Il tema non è nuovo di certo. E parte da dati incontrovertibili. La continua riduzione del numero dei votanti, soprattutto giovani. Il sempre minor numero di tesserati dei partiti, con i giovani che anche in questo caso non si impegnano volentieri. Ma proviamo a ribaltare il punto di vista. Forse è la politica come è concepita oggi che è sbagliata e va cambiata.


Quello che si vede in giro è che sono invece molti i giovani che si interessano di questioni sociali, ambientali. Basta vedere ad esempio la mobilitazione assolutamente eccezionale a seguito dell’omicidio di Giulia Cecchettin, e non si trattava solo di donne. Il movimento Friday for Future è stato ed è un movimento giovanile. Ci sono poi fenomeni solo apparentemente di nicchia come quelli di Ultima Generazione che sono però sintomo di un malcontento e di una forte paura per il futuro. E si potrebbe continuare.

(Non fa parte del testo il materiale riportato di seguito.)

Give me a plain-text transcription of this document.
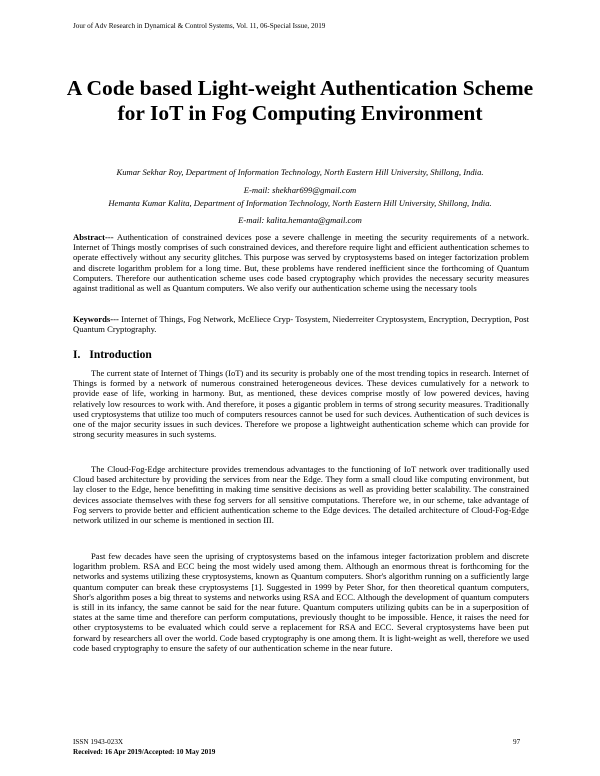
Jour of Adv Research in Dynamical & Control Systems, Vol. 11, 06-Special Issue, 2019
A Code based Light-weight Authentication Scheme for IoT in Fog Computing Environment

Kumar Sekhar Roy, Department of Information Technology, North Eastern Hill University, Shillong, India.

E-mail: shekhar699@gmail.com

Hemanta Kumar Kalita, Department of Information Technology, North Eastern Hill University, Shillong, India.

E-mail: kalita.hemanta@gmail.com

Abstract--- Authentication of constrained devices pose a severe challenge in meeting the security requirements of a network. Internet of Things mostly comprises of such constrained devices, and therefore require light and efficient authentication schemes to operate effectively without any security glitches. This purpose was served by cryptosystems based on integer factorization problem and discrete logarithm problem for a long time. But, these problems have rendered inefficient since the forthcoming of Quantum Computers. Therefore our authentication scheme uses code based cryptography which provides the necessary security measures against traditional as well as Quantum computers. We also verify our authentication scheme using the necessary tools

Keywords--- Internet of Things, Fog Network, McEliece Cryp- Tosystem, Niederreiter Cryptosystem, Encryption, Decryption, Post Quantum Cryptography.

I. Introduction

The current state of Internet of Things (IoT) and its security is probably one of the most trending topics in research. Internet of Things is formed by a network of numerous constrained heterogeneous devices. These devices cumulatively for a network to provide ease of life, working in harmony. But, as mentioned, these devices comprise mostly of low powered devices, having relatively low resources to work with. And therefore, it poses a gigantic problem in terms of strong security measures. Traditionally used cryptosystems that utilize too much of computers resources cannot be used for such devices. Authentication of such devices is one of the major security issues in such devices. Therefore we propose a lightweight authentication scheme which can provide for strong security measures in such systems.

The Cloud-Fog-Edge architecture provides tremendous advantages to the functioning of IoT network over traditionally used Cloud based architecture by providing the services from near the Edge. They form a small cloud like computing environment, but lay closer to the Edge, hence benefitting in making time sensitive decisions as well as providing better scalability. The constrained devices associate themselves with these fog servers for all sensitive computations. Therefore we, in our scheme, take advantage of Fog servers to provide better and efficient authentication scheme to the Edge devices. The detailed architecture of Cloud-Fog-Edge network utilized in our scheme is mentioned in section III.

Past few decades have seen the uprising of cryptosystems based on the infamous integer factorization problem and discrete logarithm problem. RSA and ECC being the most widely used among them. Although an enormous threat is forthcoming for the networks and systems utilizing these cryptosystems, known as Quantum computers. Shor's algorithm running on a sufficiently large quantum computer can break these cryptosystems [1]. Suggested in 1999 by Peter Shor, for then theoretical quantum computers, Shor's algorithm poses a big threat to systems and networks using RSA and ECC. Although the development of quantum computers is still in its infancy, the same cannot be said for the near future. Quantum computers utilizing qubits can be in a superposition of states at the same time and therefore can perform computations, previously thought to be impossible. Hence, it raises the need for other cryptosystems to be evaluated which could serve a replacement for RSA and ECC. Several cryptosystems have been put forward by researchers all over the world. Code based cryptography is one among them. It is light-weight as well, therefore we used code based cryptography to ensure the safety of our authentication scheme in the near future.

ISSN 1943-023X
Received: 16 Apr 2019/Accepted: 10 May 2019
97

E’ evidente che il vecchio modello di concepire la politica intesa come sistema autoreferenziale che cerca solo il potere fine a se stesso, non funziona più, non è più attraente nemmeno da un punto di vista della “carriera” che la politica attuale ed il suo indotto ancora garantiscono.

E allora ? E’ chiaro che non esiste una risposta semplice ad un problema complesso. Sarebbe come voler risolvere il problema della natalità aumentando il numero degli asili nido.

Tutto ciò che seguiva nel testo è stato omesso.